For some reason, I'm wearing a towel as I exit my bathroom. The shower cleared my mind and I think, if Daniel is here, that my being naked isn't going to do much for his health. That's presuming he isn't dead. I move towards my bookcase, looking for a novel. I need to relax for an hour or so, not long enough to sleep, but just enough time to unwind. I choose 'Little Women', one of my old favourites. Still standing, I flick to the first page and begin to read.

Daniel

She's reading now. And she's at least covered. Now I can be here without worrying. Why would I worry? Then an idea hits me: what if...I move closer to her and step inside her. She lets out a short scream and drops her book. This is incredible! It's like the scene from The Matrix, when Neo jumps inside the Agent and rips him apart. Except that Sam seems pretty intact. I can feel her very thoughts and I'm sure she can hear mine. Argh! I step outside her quickly and drop to the floor. She also falls, and hits the floor with a thud. Two thoughts had hit me at once, very powerful, biting thoughts. The first was about Jolinar, a cold memory of her imprisonment on Netu. Not pleasant. Another was a thought so warm and delirious that I'm not quite sure what she had thought but it had 'sounded' like: My love for Daniel grows ever stronger. I was totally taken by surprise and had to break the 'connection'. I was so shocked by what I'd heard that I stood up and ran as fast as I could, away from Sam and her fleeting emotions.

Sam

OH MY GOD! What the hell was that? I was so sure...I heard Daniel talking to me, I could feel him inside me and it felt...good. Oh, I'm losing it! I run to the closet, pull out a fresh uniform and whisk it on. I have to go back to work now. I can't cope with what I 'heard' and I have to disprove my own theories. I run, escaping the memories of him inside me.
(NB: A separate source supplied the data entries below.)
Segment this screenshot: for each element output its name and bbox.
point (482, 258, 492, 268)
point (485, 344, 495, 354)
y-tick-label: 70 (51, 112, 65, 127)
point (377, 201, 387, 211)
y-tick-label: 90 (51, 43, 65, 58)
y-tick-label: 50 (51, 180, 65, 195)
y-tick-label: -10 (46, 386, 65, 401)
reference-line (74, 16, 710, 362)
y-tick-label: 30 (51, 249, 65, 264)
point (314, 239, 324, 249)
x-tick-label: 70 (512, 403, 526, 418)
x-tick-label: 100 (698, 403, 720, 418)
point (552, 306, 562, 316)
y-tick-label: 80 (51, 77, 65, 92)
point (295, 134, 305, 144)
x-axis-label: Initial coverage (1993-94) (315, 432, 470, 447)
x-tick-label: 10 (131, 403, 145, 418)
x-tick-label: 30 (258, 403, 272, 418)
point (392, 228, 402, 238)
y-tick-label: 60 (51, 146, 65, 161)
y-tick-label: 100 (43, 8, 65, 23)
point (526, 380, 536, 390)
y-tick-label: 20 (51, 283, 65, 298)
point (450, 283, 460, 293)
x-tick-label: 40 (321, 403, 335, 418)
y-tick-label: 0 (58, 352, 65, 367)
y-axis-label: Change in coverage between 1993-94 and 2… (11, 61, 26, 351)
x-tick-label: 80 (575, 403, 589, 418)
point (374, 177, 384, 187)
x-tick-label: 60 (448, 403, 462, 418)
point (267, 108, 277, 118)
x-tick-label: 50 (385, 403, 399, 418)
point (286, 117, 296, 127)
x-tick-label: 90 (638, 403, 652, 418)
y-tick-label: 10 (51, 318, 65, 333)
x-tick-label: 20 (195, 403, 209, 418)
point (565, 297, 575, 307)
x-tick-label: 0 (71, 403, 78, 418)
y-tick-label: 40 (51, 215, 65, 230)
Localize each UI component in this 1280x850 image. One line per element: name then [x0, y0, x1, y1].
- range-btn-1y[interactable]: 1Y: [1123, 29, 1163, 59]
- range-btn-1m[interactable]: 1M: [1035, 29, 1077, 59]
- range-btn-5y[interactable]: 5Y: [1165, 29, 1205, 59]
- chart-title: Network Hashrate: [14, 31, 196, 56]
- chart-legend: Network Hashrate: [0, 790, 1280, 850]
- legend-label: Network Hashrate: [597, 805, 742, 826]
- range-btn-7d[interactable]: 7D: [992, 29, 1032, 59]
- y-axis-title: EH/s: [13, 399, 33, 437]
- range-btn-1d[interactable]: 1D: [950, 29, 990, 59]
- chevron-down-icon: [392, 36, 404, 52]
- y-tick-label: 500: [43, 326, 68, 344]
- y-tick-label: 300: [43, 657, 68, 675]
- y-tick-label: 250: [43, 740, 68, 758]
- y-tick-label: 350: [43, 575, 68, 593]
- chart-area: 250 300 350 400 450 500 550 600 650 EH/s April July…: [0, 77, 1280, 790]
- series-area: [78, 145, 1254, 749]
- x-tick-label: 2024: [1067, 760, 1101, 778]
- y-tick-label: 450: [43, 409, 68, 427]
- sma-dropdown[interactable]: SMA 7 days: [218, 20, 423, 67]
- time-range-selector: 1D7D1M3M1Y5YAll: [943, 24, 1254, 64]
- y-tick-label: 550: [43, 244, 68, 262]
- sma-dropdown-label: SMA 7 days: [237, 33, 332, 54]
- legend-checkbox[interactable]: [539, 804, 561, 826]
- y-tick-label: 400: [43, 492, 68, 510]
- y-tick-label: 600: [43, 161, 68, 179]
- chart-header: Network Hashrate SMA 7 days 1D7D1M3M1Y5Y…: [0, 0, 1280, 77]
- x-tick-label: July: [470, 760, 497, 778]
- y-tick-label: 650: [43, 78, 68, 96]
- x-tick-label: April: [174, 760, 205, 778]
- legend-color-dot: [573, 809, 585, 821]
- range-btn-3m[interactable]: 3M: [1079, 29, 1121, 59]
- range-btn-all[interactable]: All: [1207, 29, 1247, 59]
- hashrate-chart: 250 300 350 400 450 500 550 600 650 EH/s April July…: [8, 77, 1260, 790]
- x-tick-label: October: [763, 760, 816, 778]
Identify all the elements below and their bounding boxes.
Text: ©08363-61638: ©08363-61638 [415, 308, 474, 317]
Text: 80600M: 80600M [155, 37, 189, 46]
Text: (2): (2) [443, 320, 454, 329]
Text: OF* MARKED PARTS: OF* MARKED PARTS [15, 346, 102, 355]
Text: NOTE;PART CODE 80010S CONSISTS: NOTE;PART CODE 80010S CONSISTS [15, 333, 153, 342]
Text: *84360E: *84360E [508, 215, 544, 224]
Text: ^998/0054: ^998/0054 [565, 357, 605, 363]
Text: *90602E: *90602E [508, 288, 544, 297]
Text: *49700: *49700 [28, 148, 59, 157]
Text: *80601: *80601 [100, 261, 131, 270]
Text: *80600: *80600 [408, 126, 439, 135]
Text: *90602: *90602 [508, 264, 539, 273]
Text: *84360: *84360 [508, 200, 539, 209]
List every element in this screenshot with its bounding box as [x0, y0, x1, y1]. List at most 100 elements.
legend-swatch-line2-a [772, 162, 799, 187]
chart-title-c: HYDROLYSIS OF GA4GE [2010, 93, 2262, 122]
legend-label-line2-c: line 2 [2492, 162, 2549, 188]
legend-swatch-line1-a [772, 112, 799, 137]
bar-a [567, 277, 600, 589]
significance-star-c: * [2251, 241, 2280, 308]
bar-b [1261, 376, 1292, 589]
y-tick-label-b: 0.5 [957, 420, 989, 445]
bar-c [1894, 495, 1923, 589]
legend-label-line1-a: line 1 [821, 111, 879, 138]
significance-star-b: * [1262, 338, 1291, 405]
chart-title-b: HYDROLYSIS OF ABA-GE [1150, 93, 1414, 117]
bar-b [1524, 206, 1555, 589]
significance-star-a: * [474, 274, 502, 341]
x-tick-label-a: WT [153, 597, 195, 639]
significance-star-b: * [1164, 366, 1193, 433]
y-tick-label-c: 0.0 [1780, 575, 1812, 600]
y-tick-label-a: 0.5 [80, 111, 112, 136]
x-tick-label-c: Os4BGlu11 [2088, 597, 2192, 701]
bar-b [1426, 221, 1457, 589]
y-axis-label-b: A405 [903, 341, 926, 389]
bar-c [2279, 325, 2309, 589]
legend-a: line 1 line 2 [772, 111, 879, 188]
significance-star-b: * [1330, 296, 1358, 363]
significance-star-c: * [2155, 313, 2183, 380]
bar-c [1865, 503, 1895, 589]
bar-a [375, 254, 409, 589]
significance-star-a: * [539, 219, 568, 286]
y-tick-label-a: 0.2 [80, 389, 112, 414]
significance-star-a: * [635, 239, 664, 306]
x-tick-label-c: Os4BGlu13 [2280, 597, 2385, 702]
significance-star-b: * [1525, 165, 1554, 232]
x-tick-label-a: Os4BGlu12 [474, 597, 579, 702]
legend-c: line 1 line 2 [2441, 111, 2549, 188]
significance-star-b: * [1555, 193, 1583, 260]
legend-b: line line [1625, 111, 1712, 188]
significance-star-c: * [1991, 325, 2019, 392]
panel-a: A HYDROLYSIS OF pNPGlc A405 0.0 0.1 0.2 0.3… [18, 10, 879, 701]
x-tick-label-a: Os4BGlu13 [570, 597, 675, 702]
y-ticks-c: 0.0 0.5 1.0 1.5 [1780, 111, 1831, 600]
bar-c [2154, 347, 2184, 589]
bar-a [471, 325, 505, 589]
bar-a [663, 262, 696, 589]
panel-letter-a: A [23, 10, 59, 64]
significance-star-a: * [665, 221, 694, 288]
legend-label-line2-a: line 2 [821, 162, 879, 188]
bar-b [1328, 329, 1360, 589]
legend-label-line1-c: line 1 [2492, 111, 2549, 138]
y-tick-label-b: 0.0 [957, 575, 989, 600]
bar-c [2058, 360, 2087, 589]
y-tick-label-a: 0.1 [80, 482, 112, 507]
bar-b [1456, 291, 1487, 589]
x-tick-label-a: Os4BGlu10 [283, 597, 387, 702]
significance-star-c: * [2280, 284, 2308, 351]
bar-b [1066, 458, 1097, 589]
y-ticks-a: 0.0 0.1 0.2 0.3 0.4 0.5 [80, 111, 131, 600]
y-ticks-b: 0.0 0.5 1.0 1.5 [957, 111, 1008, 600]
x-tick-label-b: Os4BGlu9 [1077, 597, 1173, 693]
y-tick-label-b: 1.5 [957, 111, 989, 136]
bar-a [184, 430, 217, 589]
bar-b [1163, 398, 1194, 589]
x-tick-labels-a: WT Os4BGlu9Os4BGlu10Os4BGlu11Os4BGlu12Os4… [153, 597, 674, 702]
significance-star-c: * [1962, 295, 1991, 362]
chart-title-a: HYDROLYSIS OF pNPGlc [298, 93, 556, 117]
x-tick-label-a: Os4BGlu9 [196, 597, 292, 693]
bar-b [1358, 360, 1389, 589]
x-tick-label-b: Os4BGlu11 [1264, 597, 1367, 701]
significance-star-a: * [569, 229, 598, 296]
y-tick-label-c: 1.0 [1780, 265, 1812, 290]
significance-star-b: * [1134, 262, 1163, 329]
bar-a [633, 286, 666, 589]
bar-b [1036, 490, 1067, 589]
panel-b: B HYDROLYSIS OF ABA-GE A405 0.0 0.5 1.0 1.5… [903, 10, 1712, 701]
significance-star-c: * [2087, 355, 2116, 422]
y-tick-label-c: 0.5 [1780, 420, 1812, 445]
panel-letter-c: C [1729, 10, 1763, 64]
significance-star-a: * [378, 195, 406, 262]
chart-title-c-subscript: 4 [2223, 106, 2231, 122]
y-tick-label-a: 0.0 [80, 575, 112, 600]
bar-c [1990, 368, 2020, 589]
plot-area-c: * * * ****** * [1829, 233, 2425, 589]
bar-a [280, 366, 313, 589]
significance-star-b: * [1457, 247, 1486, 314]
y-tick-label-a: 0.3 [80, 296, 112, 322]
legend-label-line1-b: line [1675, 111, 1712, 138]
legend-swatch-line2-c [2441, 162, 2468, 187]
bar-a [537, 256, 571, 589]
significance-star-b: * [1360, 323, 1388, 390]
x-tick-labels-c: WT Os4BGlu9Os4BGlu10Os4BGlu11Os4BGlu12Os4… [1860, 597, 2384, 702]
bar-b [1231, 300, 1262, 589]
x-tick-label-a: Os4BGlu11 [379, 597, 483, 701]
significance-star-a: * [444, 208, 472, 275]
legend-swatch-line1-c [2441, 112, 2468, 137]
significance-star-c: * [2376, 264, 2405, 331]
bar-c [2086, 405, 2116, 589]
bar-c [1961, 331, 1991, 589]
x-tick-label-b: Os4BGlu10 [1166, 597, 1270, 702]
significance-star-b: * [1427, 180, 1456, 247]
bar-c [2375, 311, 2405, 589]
This next part is from after they've all returned to base after Nick has agreed to stay with 'the giant aliens' and Sam is a little uneasy...

Sam

So, it could've been real. I have to tell him, to see if it was. I run to his office, hoping he's there so that I can release this massive emotional tide from behind my protective dam. I knock on the door twice. No answer. I knock again but, still, no answer. I push the door open gently and suck in a breath. Daniel is lying on the floor, breathing heavily and sweating uncontrollably. He shivers every now and again, clutching his stomach, as I crash to the floor beside him, calling for help. Jack hears me and runs to get Janet. I can't believe this is happening. I can't lose him now, I just can't...

And you know the rest. This leads up to the beginning of 'Nemesis', Daniel's symptoms being those of appendicitis. Where it goes from there is up to you and, of course, the series writers.